All amyloid-positive individuals in our study had dementia, thus fulfilling IWG-2 criteria for AD [27]. The criteria also allow for patients to be divided according to their clinical presentation in to either typical (amnestic) or atypical (nonamnestic) subgroups. Our study includes a relatively even mixture of typical and atypical cognitive syndromes (Table 1); and in those with biomarker evidence for AD, a mixture of those with IWG-2 typical and atypical AD. When comparing the amnestic and nonamnestic AD cases, there was no evidence of any difference in CSF Aβ or total tau (Fig. 2). There was a suggestion of higher p-tau in typical AD compared with atypical AD, although this only reached trend significance. Although given the small numbers in each of the subgroups, any comparisons should be interpreted with caution; this finding is, however, consistent with previous work performed in larger samples [28]. When assessing all participants together, the p-tau cut point we determined (described previously) is somewhat lower than typically used, perhaps reflecting that a significant proportion of our patients had atypical, nonamnestic presentations.

This study has a number of limitations. The sample size is small, although in keeping with our aim to assess methods for determining cut points in samples appropriate for single centers. There were in some cases significant delays between the CSF and PET scan, although there was no evidence that this influenced the relationship between the two measures; and pragmatically, the fact that delays of some months between CSF and PET do not have a significant influence means that applying this approach in other clinical centers is more feasible.
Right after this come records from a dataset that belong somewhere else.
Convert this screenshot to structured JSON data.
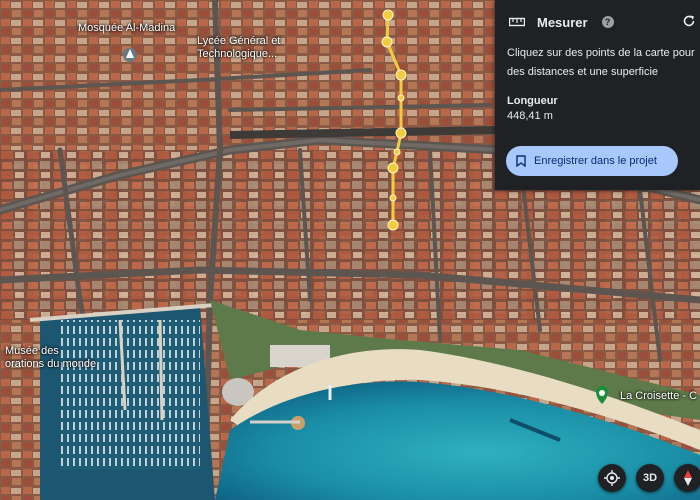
{
  "map": {
    "labels": {
      "mosque": "Mosquée Al-Madina",
      "lycee_line1": "Lycée Général et",
      "lycee_line2": "Technologique...",
      "musee_line1": "Musée des",
      "musee_line2": "orations du monde",
      "croisette": "La Croisette - C"
    },
    "icons": {
      "mosque_pin": "place-of-worship-icon",
      "croisette_pin": "landmark-pin-icon"
    },
    "route_color": "#f2cc3f"
  },
  "panel": {
    "title": "Mesurer",
    "ruler_icon": "ruler-icon",
    "help_icon": "help-icon",
    "help_glyph": "?",
    "reset_icon": "refresh-icon",
    "instructions_line1": "Cliquez sur des points de la carte pour",
    "instructions_line2": "des distances et une superficie",
    "length_label": "Longueur",
    "length_value": "448,41 m",
    "save_label": "Enregistrer dans le projet",
    "save_icon": "bookmark-icon"
  },
  "controls": {
    "location_icon": "my-location-icon",
    "view3d_label": "3D",
    "compass_icon": "compass-icon"
  }
}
All the patients were scanned on the same PET/MR unit, whereas the controls were scanned on a PET/CT. However, all the controls were very clearly and consistently amyloid negative based on visual read, SUVR, and Aβ1–42, suggesting that this is unlikely to have influenced results; and a previous large study has demonstrated excellent concordance between SUVR measurements made in different centers and pipelines [11]. Finally, although amyloid PET correlates well with postmortem pathologic findings, without autopsy confirmation, the true amyloid burden for the individuals in this study is unknown.

Conclusions

Comparing amyloid PET and CSF biomarkers provides a means of assessing CSF cut points in vivo, and can be applied to small sample sizes. Although in unequivocal cases, a CSF Aβ1–42 cut point of ∼630 ng/L and tau/Aβ1–42 ratio of ∼0.52 provide good group separation, these data provide evidence that incorporating biomarker gray zones (e.g., 0.5–0.6 for tau/Aβ1–42 ratio) may be more biologically plausible.
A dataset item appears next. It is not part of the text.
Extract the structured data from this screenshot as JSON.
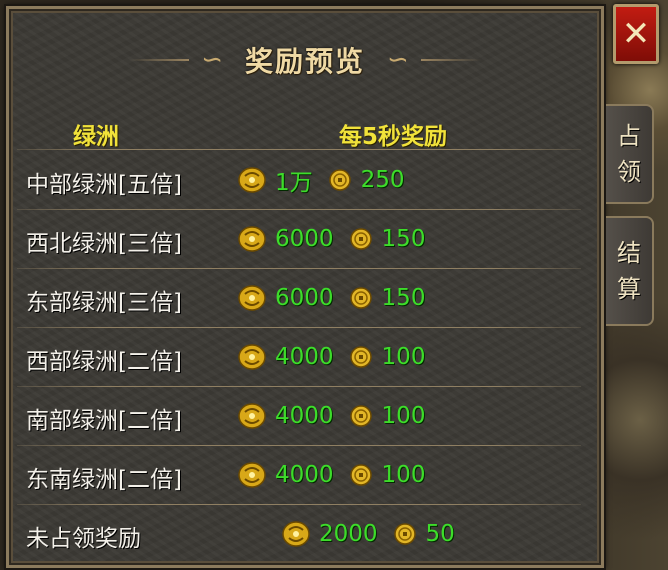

Systematic review: The authors used PubMed to review the literature pertaining to cerebrospinal fluid (CSF) cut points and, in particular, (1) what methods have been used to determine cut points and (2) what the optimum cut points are thought to be.

Interpretation: Our results demonstrate the value of comparing CSF and positron emission tomography biomarkers in relatively small cohorts to assess local CSF cut points. In keeping with previous studies, the tau:amyloid beta1–42 ratio was found to be the most robust CSF measure. Although cut points have utility in clinical practice, these data show that in some cases there may be discordance, suggesting the need for biomarker gray zones to reflect diagnostic uncertainty.

Future directions: Replication of our approach to determine CSF cut points in other centers will provide further validation. Other future studies should aim to further assess and quantify CSF biomarker gray zones to improve understanding of how best to incorporate these in to clinical practice.